I need to know whether an integer is 32 bits long or not (I want to know if it's exactly 32 bits long (8 hexadecimal characters). How could I achieve this in C++? Should I do this with the hexadecimal representation or with the unsigned int one?

My code is as follows:

mistream.open("myfile.txt");

if(mistream)
{
    for(int i=0; i<longArray; i++)
    {
        mistream >> hex >> datos[i];        
    }
}

mistream.close();

Where mistream is of type ifstream, and datos is an unsigned int array

Thank you

Answer 1

std::numeric_limits<unsigned>::digits

is a static integer constant (or constexpr in C++11) giving the number of bits (since unsigned is stored in base 2, it gives binary digits).

You need to #include <limits> to get this, and you'll notice here that this gives the same value as Thomas' answer (while also being generalizable to other primitive types)

---

For reference (you changed your question after I answered), every integer of a given type (eg, unsigned) in a given program is exactly the same size.

What you're now asking is not the size of the integer in bits, because that never varies, but whether the top bit is set. You can test this trivially with

bool isTopBitSet(uint32_t v) {
  return v & 0x80000000u;
}

(replace the unsigned hex literal with something like T{1} << (std::numeric_limits<T>::digits-1) if you want to generalise to unsigned T other than uint32_t).

Answer 2

As already hinted in a comment by @chux, you can use a combination of the sizeof operator and the CHAR_BIT macro constant. The former tells you (at compile-time) the size (in multiples of sizeof(char) aka bytes) of its argument type. The latter is the number of bits to the byte (usually 8).

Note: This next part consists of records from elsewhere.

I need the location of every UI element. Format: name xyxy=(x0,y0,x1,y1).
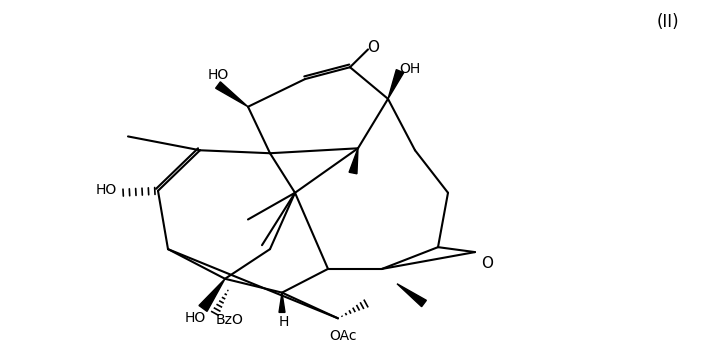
Text: O: O xyxy=(481,257,493,271)
Text: OH: OH xyxy=(400,62,420,76)
Polygon shape xyxy=(349,148,358,174)
Text: OAc: OAc xyxy=(329,329,357,343)
Text: (II): (II) xyxy=(657,13,679,31)
Polygon shape xyxy=(216,82,248,107)
Text: HO: HO xyxy=(185,311,205,325)
Text: HO: HO xyxy=(208,68,228,82)
Polygon shape xyxy=(279,293,285,312)
Text: O: O xyxy=(367,40,379,55)
Polygon shape xyxy=(388,69,404,99)
Text: BzO: BzO xyxy=(216,313,244,327)
Text: HO: HO xyxy=(95,183,117,197)
Text: H: H xyxy=(279,315,289,329)
Polygon shape xyxy=(397,284,427,307)
Polygon shape xyxy=(199,279,225,311)
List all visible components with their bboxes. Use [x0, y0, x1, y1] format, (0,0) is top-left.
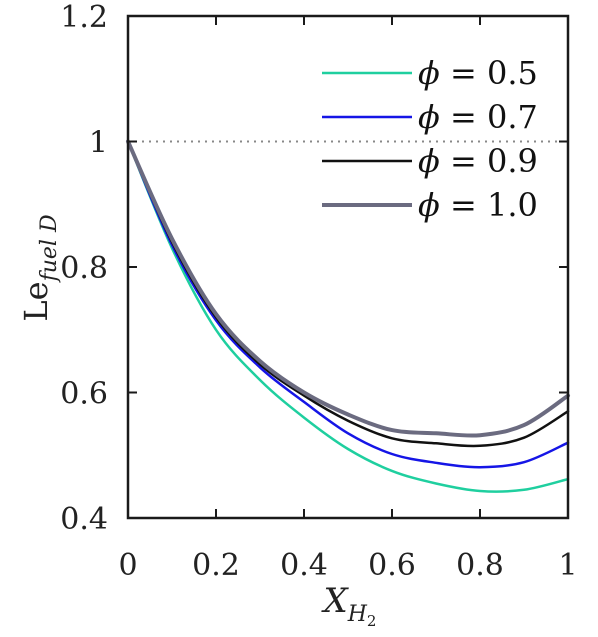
y-axis-label-base: Le: [17, 281, 55, 321]
x-tick-label: 0: [118, 548, 137, 583]
legend-label-0: ϕ = 0.5: [418, 54, 538, 92]
x-axis-label-subsub: 2: [367, 612, 377, 630]
y-axis-label-sub: fuel D: [37, 214, 62, 283]
y-tick-label: 1: [89, 126, 108, 161]
legend-label-3: ϕ = 1.0: [418, 186, 538, 224]
x-tick-label: 0.6: [368, 548, 416, 583]
x-axis-label-sub: H: [347, 602, 368, 627]
legend-label-2: ϕ = 0.9: [418, 142, 538, 180]
x-tick-label: 1: [558, 548, 577, 583]
legend-label-1: ϕ = 0.7: [418, 98, 538, 136]
x-axis-label-base: X: [321, 581, 350, 621]
x-tick-label: 0.4: [280, 548, 328, 583]
x-tick-label: 0.2: [192, 548, 240, 583]
series-line-3: [126, 139, 570, 438]
x-tick-label: 0.8: [456, 548, 504, 583]
y-tick-label: 0.8: [60, 251, 108, 286]
y-tick-label: 0.4: [60, 502, 108, 537]
series-line-0: [126, 140, 570, 493]
x-axis-label: XH2: [321, 581, 377, 630]
y-axis-label: Lefuel D: [17, 214, 62, 322]
series-line-1: [126, 140, 570, 469]
y-tick-label: 1.2: [60, 0, 108, 35]
y-tick-label: 0.6: [60, 377, 108, 412]
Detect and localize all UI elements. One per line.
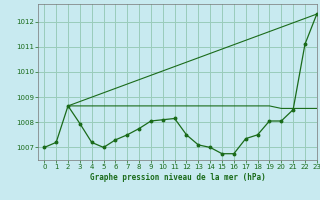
X-axis label: Graphe pression niveau de la mer (hPa): Graphe pression niveau de la mer (hPa) [90,173,266,182]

You can encapsulate this nicely into a function template.

#include <climits>   // CHAR_BIT
#include <cstddef>   // std::size_t
#include <iostream>  // std::cout, std::endl

template <typename T>
constexpr std::size_t
bit_size() noexcept
{
  return sizeof(T) * CHAR_BIT;
}

int
main()
{
  std::cout << bit_size<int>() << std::endl;
  std::cout << bit_size<long>() << std::endl;
}

On my implementation, it outputs 32 and 64.

Since the function is a constexpr, you can use it in static contexts, such as in static_assert<bit_size<int>() >= 32, "too small");.

Answer 3

Try this:

#include <climits>

unsigned int bits_per_byte = CHAR_BIT;
unsigned int bits_per_integer = CHAR_BIT * sizeof(int);

The identifier CHAR_BIT represents the number of bits in a char.

The sizeof returns the number of char locations occupied by the integer.

Multiplying them gives us the number of bits for an integer.

Answer 4

OP said "if it's exactly 32 bits long (8 hexadecimal characters)" and further with ".. interested in knowing if the value is between power(2, 31) and power(2, 32) - 1". So it is a little fuzzy on negative 32-bit numbers.

Certainly OP wants to know the result based on the value and not the type.

bool integer_is_32_bits_long(int x) = 
    // cope with 32-bit int
    ((INT_MAX == 0x7FFFFFFF) && (x < 0)) ||
    // larger 32-bit int
    ((INT_MAX >  0x7FFFFFFF) && (x >= 0x80000000) && (x <= 0xFFFFFFFF));

Of course if int is 16-bit, then the result is always false.

Answer 5

I want to know if it's exactly 32 bits long (8 hexadecimal characters)

I am interested in knowing if the value is between power(2, 31) and power(2, 32) - 1

So you want to know if the upper bit is set? Then you can simply test if the number is negative:

bool upperBitSet(int x)
{
    return x < 0;
}

For unsigned numbers, you can simply shift left and back right and then check if you lost data:

bool upperBitSet(unsigned x)
{
    return (x << 1 >> 1) != x;
}

Answer 6

The simplest way probably is to check if the 32nd bit is set:

bool isReally32bitsLong(uint32_t in) {
  return (in >> 31)!=0;
}

bool isExactly32BitsLong(uint64_t in) {
  return ((in >> 31)!=0) && ((in >> 32) == 0);
}